LES FABULATIONS DE NICOLAS WILMOUTH

 

Il faudrait inventer un mot ou plusieurs pour parler des œuvres du photographe Nicolas Wilmouth qui ont toutes à voir avec le récit et l’histoire, la grande comme la petite. Ce mot pourrait être Fabulations. Des Fabulations comme les Merveilles des cabinets de curiosité, les petits arrangements avec les représentations de la finitude (Still Life), les portraits d’enfants géants (Héritiers), ou encore les rébus d’un photo-peintre (HaÏkus). C’est aussi une certaine histoire de l’art qui se joue ici, celle des natures mortes du XVII è siècle en peinture ou celle de la photographie pictorialiste au XIX è, entre autres, car Nicolas Wilmouth revendique un travail d’atelier à l’ancienne sur les fonds et les prises de vue. Ici pas de trucage numérique mais des fonds travaillés au blanc d’œuf. Pourtant, si la reconnaissance des figures est de mise pour le spectateur qui devient ici partie prenante de la scène, le photographe joue avec les codes et les paradoxes.
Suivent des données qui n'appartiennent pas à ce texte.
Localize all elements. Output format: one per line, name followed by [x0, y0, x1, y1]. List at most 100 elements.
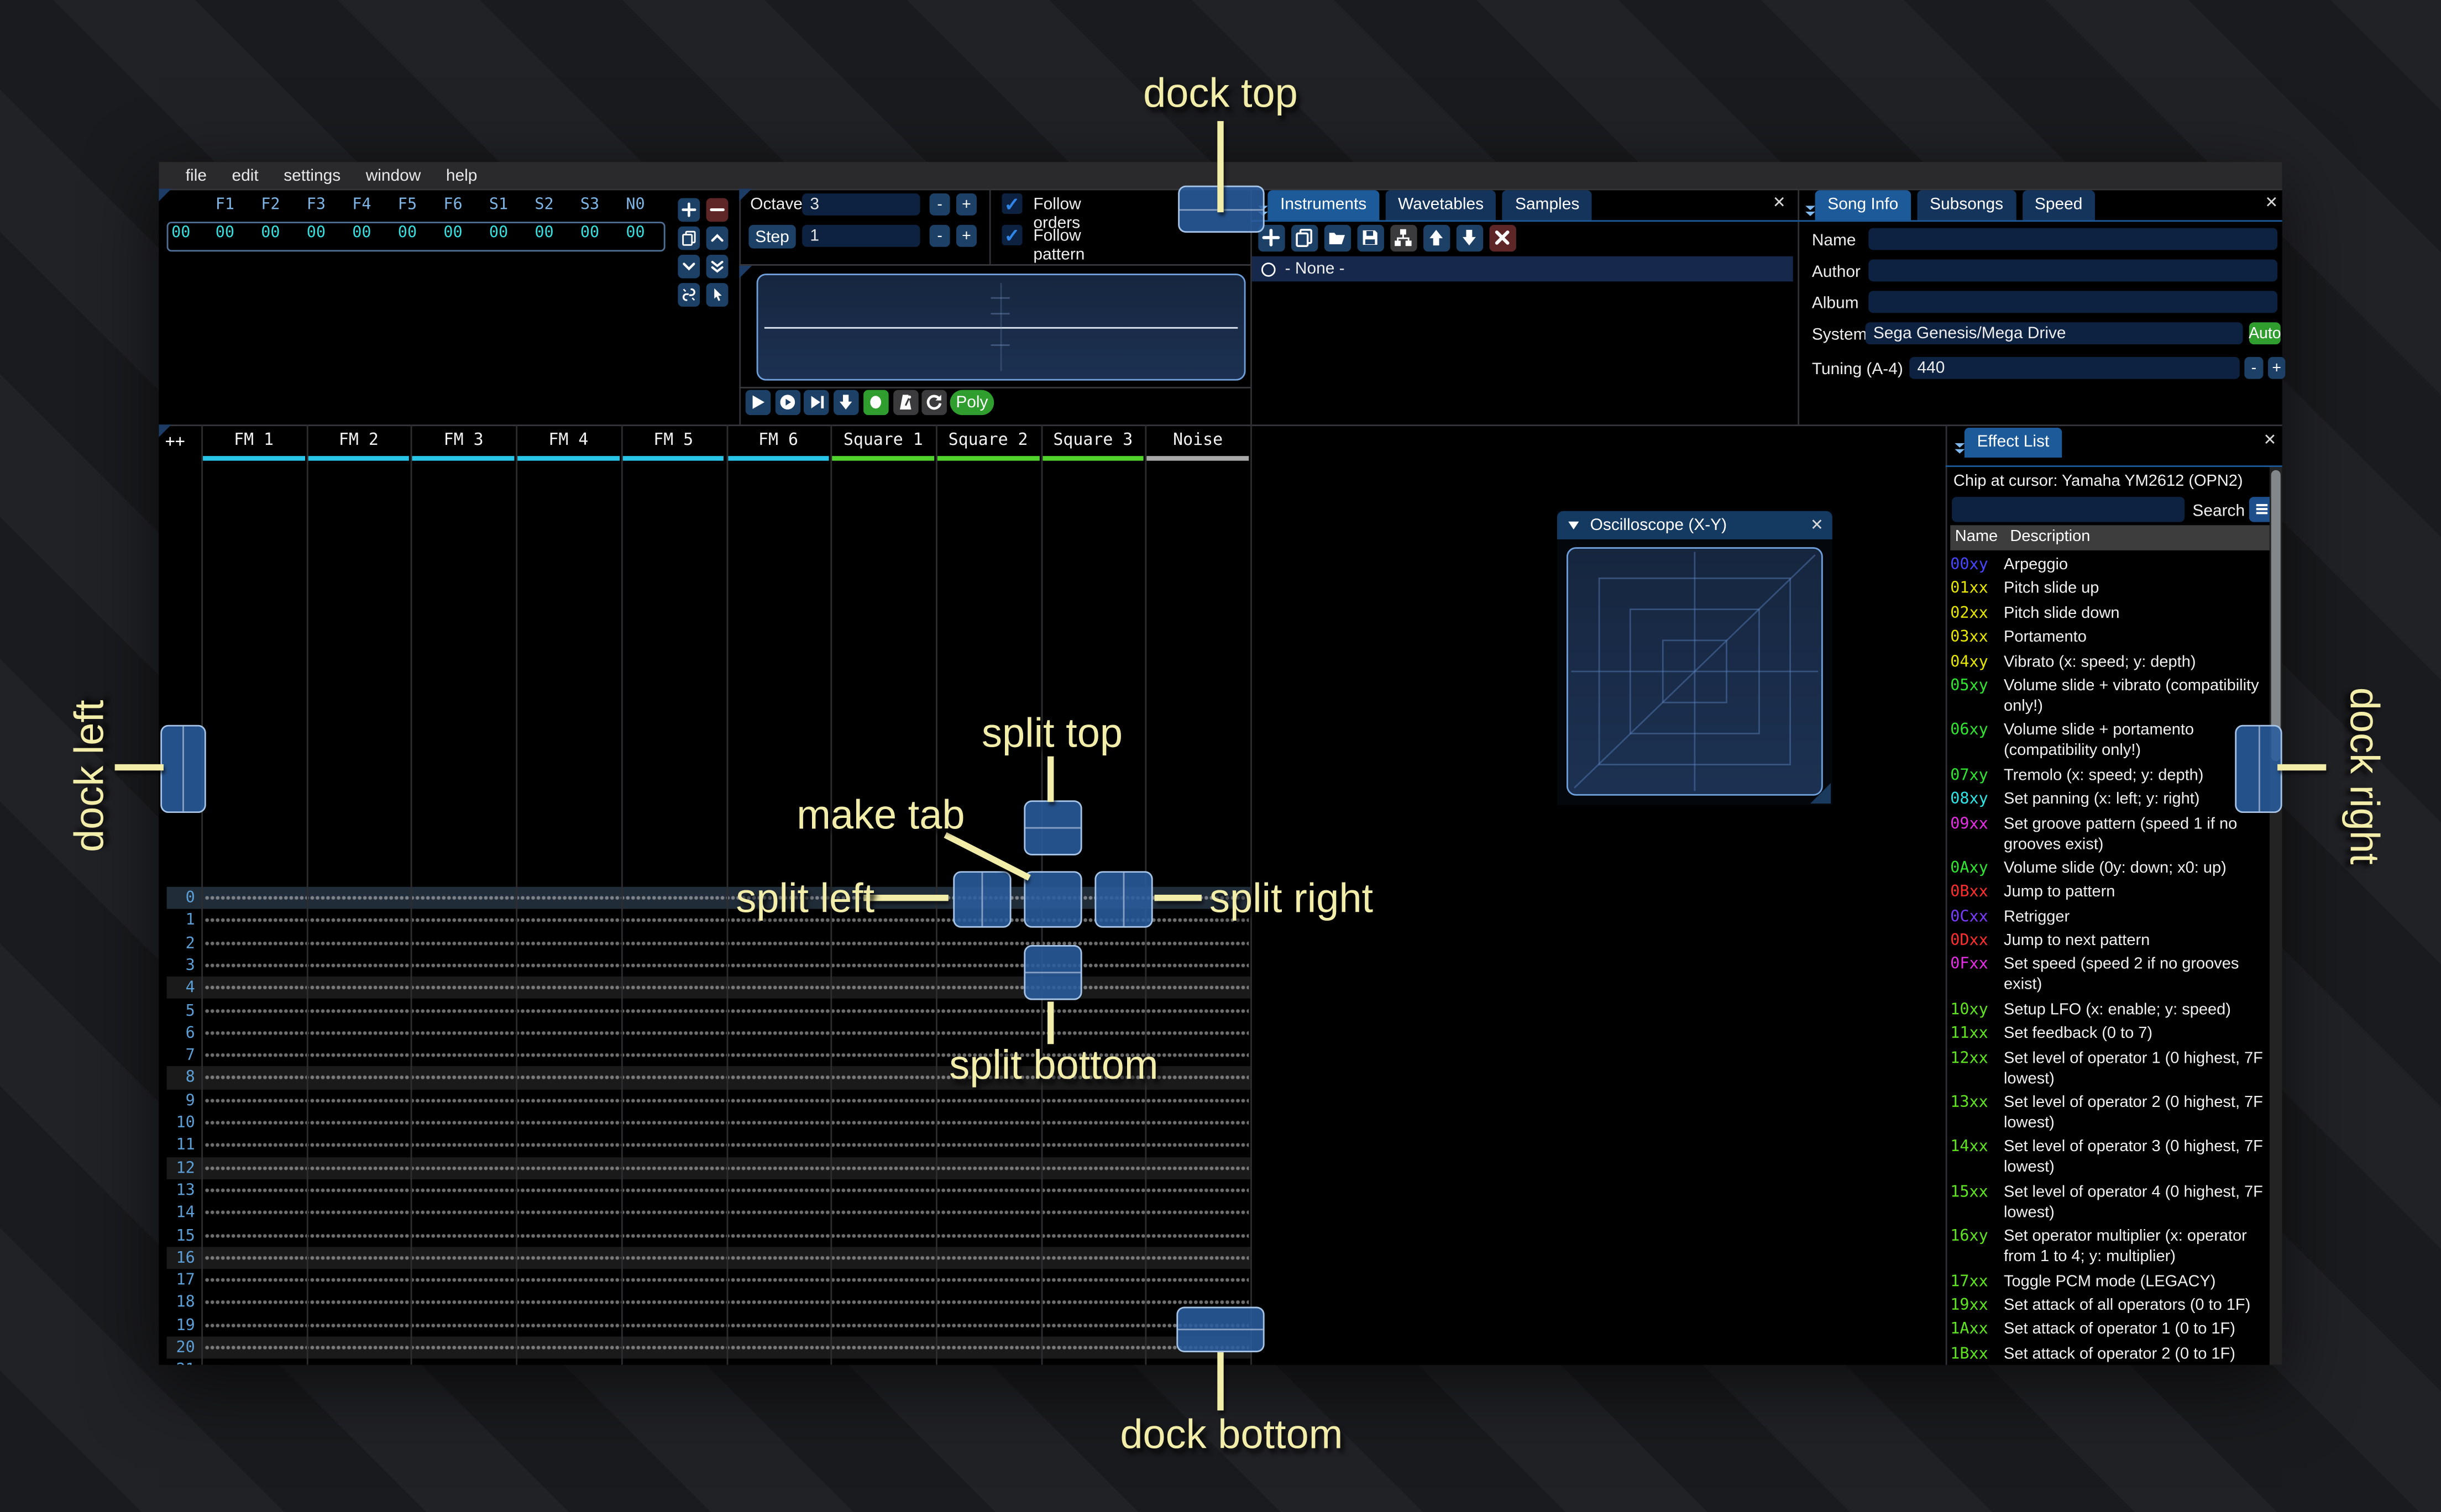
order-row-index[interactable]: 00 [171, 225, 190, 242]
move-instrument-down-button[interactable] [1456, 224, 1484, 252]
instrument-folders-button[interactable] [1390, 224, 1417, 252]
order-cell[interactable]: 00 [307, 225, 326, 242]
author-input[interactable] [1868, 259, 2278, 282]
move-order-up-button[interactable] [706, 226, 729, 250]
tuning-increase-button[interactable]: + [2268, 356, 2286, 379]
effect-row[interactable]: 1Bxx Set attack of operator 2 (0 to 1F) [1950, 1344, 2270, 1364]
effect-row[interactable]: 10xy Setup LFO (x: enable; y: speed) [1950, 1000, 2270, 1020]
resize-grip[interactable] [1810, 783, 1831, 804]
order-cell[interactable]: 00 [489, 225, 508, 242]
order-cell[interactable]: 00 [626, 225, 645, 242]
menu-item-window[interactable]: window [353, 166, 433, 185]
close-icon[interactable]: ✕ [1773, 195, 1786, 212]
effect-row[interactable]: 0Axy Volume slide (0y: down; x0: up) [1950, 858, 2270, 879]
open-instrument-button[interactable] [1324, 224, 1352, 252]
effect-table-header[interactable]: Name Description [1950, 525, 2270, 550]
metronome-button[interactable] [892, 390, 918, 416]
xy-titlebar[interactable]: Oscilloscope (X-Y) ✕ [1557, 511, 1832, 539]
move-instrument-up-button[interactable] [1423, 224, 1450, 252]
channel-header-square-3[interactable]: Square 3 [1053, 431, 1133, 450]
poly-button[interactable]: Poly [950, 390, 994, 416]
tab-song-info[interactable]: Song Info [1815, 190, 1911, 221]
remove-order-button[interactable] [706, 198, 729, 222]
tab-samples[interactable]: Samples [1502, 190, 1593, 221]
step-row-button[interactable] [834, 390, 859, 416]
menu-item-file[interactable]: file [173, 166, 219, 185]
step-increase-button[interactable]: + [956, 224, 977, 247]
channel-header-fm-4[interactable]: FM 4 [548, 431, 588, 450]
channel-header-fm-6[interactable]: FM 6 [758, 431, 798, 450]
effect-row[interactable]: 13xx Set level of operator 2 (0 highest, … [1950, 1093, 2270, 1134]
add-instrument-button[interactable] [1258, 224, 1285, 252]
instrument-list-item[interactable]: - None - [1251, 256, 1793, 282]
channel-header-fm-5[interactable]: FM 5 [653, 431, 693, 450]
tab-effect-list[interactable]: Effect List [1964, 427, 2062, 458]
system-input[interactable]: Sega Genesis/Mega Drive [1865, 322, 2243, 345]
repeat-pattern-button[interactable] [921, 390, 947, 416]
scrollbar-track[interactable] [2269, 467, 2282, 1365]
play-one-row-button[interactable] [804, 390, 830, 416]
channel-header-square-2[interactable]: Square 2 [949, 431, 1028, 450]
follow-pattern-checkbox[interactable]: ✓ [1002, 224, 1023, 245]
scrollbar-thumb[interactable] [2271, 470, 2281, 762]
effect-row[interactable]: 06xy Volume slide + portamento (compatibi… [1950, 721, 2270, 762]
order-cell[interactable]: 00 [216, 225, 234, 242]
menu-item-help[interactable]: help [433, 166, 490, 185]
deep-clone-button[interactable] [678, 283, 700, 307]
order-cell[interactable]: 00 [535, 225, 553, 242]
close-icon[interactable]: ✕ [1810, 517, 1824, 534]
channel-header-noise[interactable]: Noise [1173, 431, 1223, 450]
channel-header-fm-2[interactable]: FM 2 [339, 431, 379, 450]
effect-row[interactable]: 05xy Volume slide + vibrato (compatibilit… [1950, 676, 2270, 717]
name-header[interactable]: Name [1955, 528, 1998, 545]
collapse-triangle-icon[interactable] [1567, 519, 1581, 533]
follow-orders-checkbox[interactable]: ✓ [1002, 193, 1023, 214]
effect-row[interactable]: 0Dxx Jump to next pattern [1950, 931, 2270, 952]
effect-row[interactable]: 09xx Set groove pattern (speed 1 if no gr… [1950, 814, 2270, 855]
tuning-decrease-button[interactable]: - [2244, 356, 2264, 379]
effect-row[interactable]: 14xx Set level of operator 3 (0 highest, … [1950, 1137, 2270, 1178]
effect-row[interactable]: 04xy Vibrato (x: speed; y: depth) [1950, 652, 2270, 673]
channel-header-fm-3[interactable]: FM 3 [444, 431, 484, 450]
order-cell[interactable]: 00 [261, 225, 280, 242]
effect-row[interactable]: 01xx Pitch slide up [1950, 579, 2270, 600]
order-cell[interactable]: 00 [352, 225, 371, 242]
tab-speed[interactable]: Speed [2022, 190, 2096, 221]
play-from-beginning-button[interactable] [774, 390, 800, 416]
channel-header-square-1[interactable]: Square 1 [844, 431, 923, 450]
order-cell[interactable]: 00 [580, 225, 599, 242]
effect-row[interactable]: 0Fxx Set speed (speed 2 if no grooves exi… [1950, 955, 2270, 996]
menu-item-edit[interactable]: edit [219, 166, 271, 185]
step-button[interactable]: Step [748, 224, 796, 249]
effect-row[interactable]: 07xy Tremolo (x: speed; y: depth) [1950, 765, 2270, 786]
record-button[interactable] [863, 390, 889, 416]
close-icon[interactable]: ✕ [2265, 195, 2278, 212]
radio-icon[interactable] [1261, 261, 1276, 276]
octave-increase-button[interactable]: + [956, 193, 977, 216]
effect-row[interactable]: 17xx Toggle PCM mode (LEGACY) [1950, 1272, 2270, 1292]
tab-subsongs[interactable]: Subsongs [1917, 190, 2016, 221]
step-decrease-button[interactable]: - [929, 224, 950, 247]
description-header[interactable]: Description [2010, 528, 2090, 545]
effect-row[interactable]: 12xx Set level of operator 1 (0 highest, … [1950, 1048, 2270, 1089]
order-cell[interactable]: 00 [398, 225, 417, 242]
name-input[interactable] [1868, 228, 2278, 250]
effect-row[interactable]: 19xx Set attack of all operators (0 to 1F… [1950, 1296, 2270, 1316]
add-order-button[interactable] [678, 198, 700, 222]
effect-row[interactable]: 03xx Portamento [1950, 628, 2270, 648]
effect-row[interactable]: 15xx Set level of operator 4 (0 highest, … [1950, 1182, 2270, 1223]
octave-input[interactable]: 3 [802, 193, 920, 216]
save-instrument-button[interactable] [1357, 224, 1384, 252]
effect-row[interactable]: 0Bxx Jump to pattern [1950, 883, 2270, 903]
play-button[interactable] [745, 390, 771, 416]
octave-decrease-button[interactable]: - [929, 193, 950, 216]
auto-system-button[interactable]: Auto [2249, 322, 2281, 345]
orders-value-row[interactable]: 00 00 00 00 00 00 00 00 00 00 00 [159, 225, 662, 247]
tuning-input[interactable]: 440 [1909, 356, 2240, 379]
step-input[interactable]: 1 [802, 224, 920, 247]
effect-row[interactable]: 08xy Set panning (x: left; y: right) [1950, 790, 2270, 810]
channel-header-fm-1[interactable]: FM 1 [234, 431, 274, 450]
xy-oscilloscope-window[interactable]: Oscilloscope (X-Y) ✕ [1557, 511, 1832, 805]
duplicate-end-button[interactable] [706, 254, 729, 279]
close-icon[interactable]: ✕ [2263, 432, 2276, 449]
Ainsi se glissent souvent des éléments anachroniques dans les scènes de genre : des gaufrettes à la vanille industrielles posées sur un plat d’argent, des dates de péremption sur des œufs ou plus subtilement un clou à tête ronde quand ils étaient de section carrée au XVII è siècle. Ou encore, deux époques fusionnent lorsque l’absurde d’un montage surréaliste se mêle à une composition en apparence plus classique. Se mélangent aussi dans ces œuvres le récit que fait l’artiste dans ses compositions, autant que la fable que s’invente le spectateur de l’exposition. Ce qui reste vrai et qui rassemble tout et tous dans un rêve éveillé, c’est la lumière qui permet ces images, c’est la poussière qui façonne les objets, c’est la fumée d’une bougie qui s’échappe et la sensualité révélée des objets. On voyage dans le temps, oui, mais les deux pieds dans la vérité des choses.